The speech before a prime-time audience will introduce Ryan, a Republican from Wisconsin and the House Budget Committee chairman, to many voters. Despite his star status among Republicans in Washington, polls indicate that large numbers of voters still have little sense of him. In the prepared remarks, he also reprised two central Republican campaign pledges: to repeal the Obama administration’s healthcare law and to generate 12 million new jobs over the next four years.

The language on the budget will be familiar to those who have followed Ryan in recent years, as it repeats the sometimes apocalyptic warnings that have accompanied his budget plans. He often has said that the U.S. risks economic disaster if the government fails to dramatically curb its spending and reduce the national debt.

Those warnings have made him a leading figure in the Republican Party and the intellectual leader of its congressional wing.
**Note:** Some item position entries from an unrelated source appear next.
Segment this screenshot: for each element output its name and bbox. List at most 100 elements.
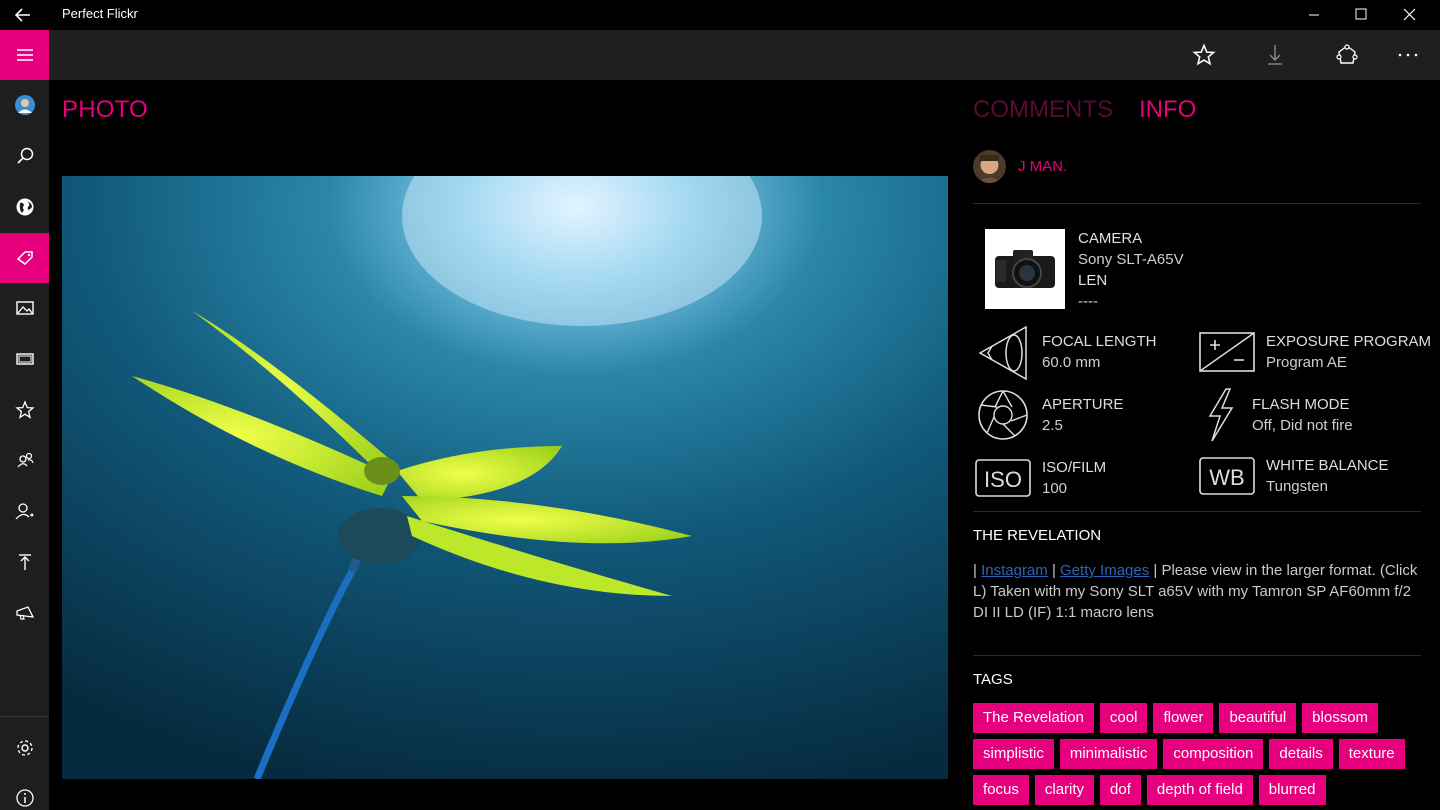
sidebar-item-upload[interactable]: [0, 537, 49, 587]
maximize-button[interactable]: [1337, 0, 1385, 30]
sidebar-item-following[interactable]: [0, 486, 49, 536]
sidebar-item-albums[interactable]: [0, 334, 49, 384]
tag-chip[interactable]: texture: [1338, 739, 1405, 769]
camera-icon: [995, 250, 1055, 288]
tags-header: TAGS: [973, 671, 1013, 688]
gear-icon: [16, 740, 33, 756]
divider: [973, 203, 1421, 204]
tag-chip[interactable]: clarity: [1034, 775, 1095, 805]
divider: [973, 655, 1421, 656]
sidebar-item-favorites[interactable]: [0, 385, 49, 435]
instagram-link[interactable]: Instagram: [981, 562, 1048, 579]
menu-button[interactable]: [0, 30, 49, 80]
flash-mode-value: Off, Did not fire: [1252, 417, 1353, 434]
favorite-button[interactable]: [1174, 30, 1234, 80]
search-icon: [16, 147, 33, 164]
upload-icon: [18, 554, 31, 570]
focal-length-icon: [974, 323, 1032, 381]
lens-label: LEN: [1078, 272, 1108, 289]
minimize-button[interactable]: [1290, 0, 1338, 30]
camera-info: CAMERA Sony SLT-A65V LEN ----: [985, 229, 1184, 312]
tag-chip[interactable]: The Revelation: [973, 703, 1094, 733]
spec-white-balance: WB WHITE BALANCE Tungsten: [1198, 447, 1389, 505]
tab-comments[interactable]: COMMENTS: [973, 96, 1113, 124]
spec-aperture: APERTURE 2.5: [974, 386, 1123, 444]
divider: [973, 511, 1421, 512]
tag-chip[interactable]: beautiful: [1219, 703, 1297, 733]
share-icon: [1336, 44, 1358, 64]
tag-chip[interactable]: details: [1269, 739, 1333, 769]
tag-chip[interactable]: simplistic: [973, 739, 1054, 769]
more-button[interactable]: [1378, 30, 1438, 80]
desc-text: |: [1047, 562, 1061, 579]
hamburger-icon: [16, 49, 33, 61]
desc-text: |: [973, 562, 982, 579]
lens-value: ----: [1078, 293, 1098, 310]
aperture-value: 2.5: [1042, 417, 1063, 434]
tag-chip[interactable]: depth of field: [1146, 775, 1253, 805]
focal-length-label: FOCAL LENGTH: [1042, 333, 1157, 350]
close-icon: [1403, 8, 1416, 21]
maximize-icon: [1355, 8, 1367, 20]
sidebar-item-feedback[interactable]: [0, 588, 49, 638]
photo-header: PHOTO: [62, 96, 148, 123]
command-bar: [49, 30, 1440, 80]
exposure-program-label: EXPOSURE PROGRAM: [1266, 333, 1432, 350]
photo-description: | Instagram | Getty Images | Please view…: [973, 560, 1421, 623]
iso-label: ISO/FILM: [1042, 459, 1107, 476]
tag-chip[interactable]: flower: [1153, 703, 1214, 733]
flash-mode-label: FLASH MODE: [1252, 396, 1350, 413]
app-title: Perfect Flickr: [62, 6, 138, 21]
white-balance-value: Tungsten: [1266, 478, 1328, 495]
focal-length-value: 60.0 mm: [1042, 354, 1101, 371]
download-button[interactable]: [1245, 30, 1305, 80]
tag-chip[interactable]: cool: [1099, 703, 1148, 733]
tag-chip[interactable]: focus: [973, 775, 1029, 805]
sidebar-item-profile[interactable]: [0, 80, 49, 130]
svg-text:WB: WB: [1209, 465, 1244, 490]
tag-chip[interactable]: blurred: [1258, 775, 1326, 805]
exposure-icon: [1198, 323, 1256, 381]
tab-info[interactable]: INFO: [1139, 96, 1196, 124]
sidebar-item-search[interactable]: [0, 131, 49, 181]
star-icon: [1192, 43, 1216, 66]
info-icon: [15, 789, 34, 807]
star-icon: [14, 400, 35, 419]
owner-name[interactable]: J MAN.: [1018, 158, 1067, 175]
add-user-icon: [15, 503, 34, 520]
back-arrow-icon: [14, 8, 30, 22]
tag-chip[interactable]: minimalistic: [1059, 739, 1158, 769]
svg-text:ISO: ISO: [984, 467, 1022, 492]
flash-icon: [1198, 386, 1242, 444]
camera-model: Sony SLT-A65V: [1078, 251, 1184, 268]
tag-list: The Revelation cool flower beautiful blo…: [973, 703, 1423, 805]
camera-label: CAMERA: [1078, 230, 1143, 247]
spec-iso: ISO ISO/FILM 100: [974, 449, 1106, 507]
sidebar-item-settings[interactable]: [0, 723, 49, 773]
sidebar-item-contacts[interactable]: [0, 435, 49, 485]
megaphone-icon: [15, 606, 34, 620]
image-icon: [15, 301, 34, 315]
white-balance-icon: WB: [1198, 447, 1256, 505]
tag-chip[interactable]: blossom: [1302, 703, 1379, 733]
getty-images-link[interactable]: Getty Images: [1060, 562, 1149, 579]
iso-icon: ISO: [974, 449, 1032, 507]
sidebar-item-about[interactable]: [0, 773, 49, 810]
sidebar-item-tags[interactable]: [0, 233, 49, 283]
info-tabs: COMMENTS INFO: [973, 96, 1196, 124]
tag-chip[interactable]: dof: [1100, 775, 1141, 805]
owner-row[interactable]: J MAN.: [973, 150, 1067, 183]
download-icon: [1268, 45, 1282, 65]
tag-chip[interactable]: composition: [1163, 739, 1264, 769]
sidebar-item-photos[interactable]: [0, 283, 49, 333]
title-bar: Perfect Flickr: [0, 0, 1440, 30]
sidebar-item-explore[interactable]: [0, 182, 49, 232]
iso-value: 100: [1042, 480, 1068, 497]
aperture-label: APERTURE: [1042, 396, 1124, 413]
white-balance-label: WHITE BALANCE: [1266, 457, 1389, 474]
spec-flash-mode: FLASH MODE Off, Did not fire: [1198, 386, 1353, 444]
share-button[interactable]: [1317, 30, 1377, 80]
photo-image[interactable]: [62, 176, 948, 779]
back-button[interactable]: [10, 3, 38, 27]
close-button[interactable]: [1386, 0, 1434, 30]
But Ryan’s calls to balance the budget carry considerable risk for him as well. His own budget plan, according to the nonpartisan Congressional Budget Office, would not balance for at least 28 more years, keeping the federal budget in the red until Mitt Romney is in his early 90s. Even that would happen only if Ryan could find some $5 trillion in new revenue to offset large new tax cuts that his budget includes. In the two years since he announced the plan, he has not specified what any of those new taxes would be.

Romney, the party’s presidential nominee, has offered a similar budget plan, also including large new tax cuts and also promising to find unspecified offsets for them.

In the hours leading up to his speech, Democrats were already making the case that those budget plans would harm the middle class in order to provide new tax cuts. “The fundamental choice they make with the Romney-Ryan budget is another round of windfall tax cuts for the very wealthy -- for people like Mitt Romney -- at the expense of everything and everyone else,” Rep. Chris Van Hollen of Maryland, Ryan’s Democratic counterpart on the budget committee, told reporters Wednesday.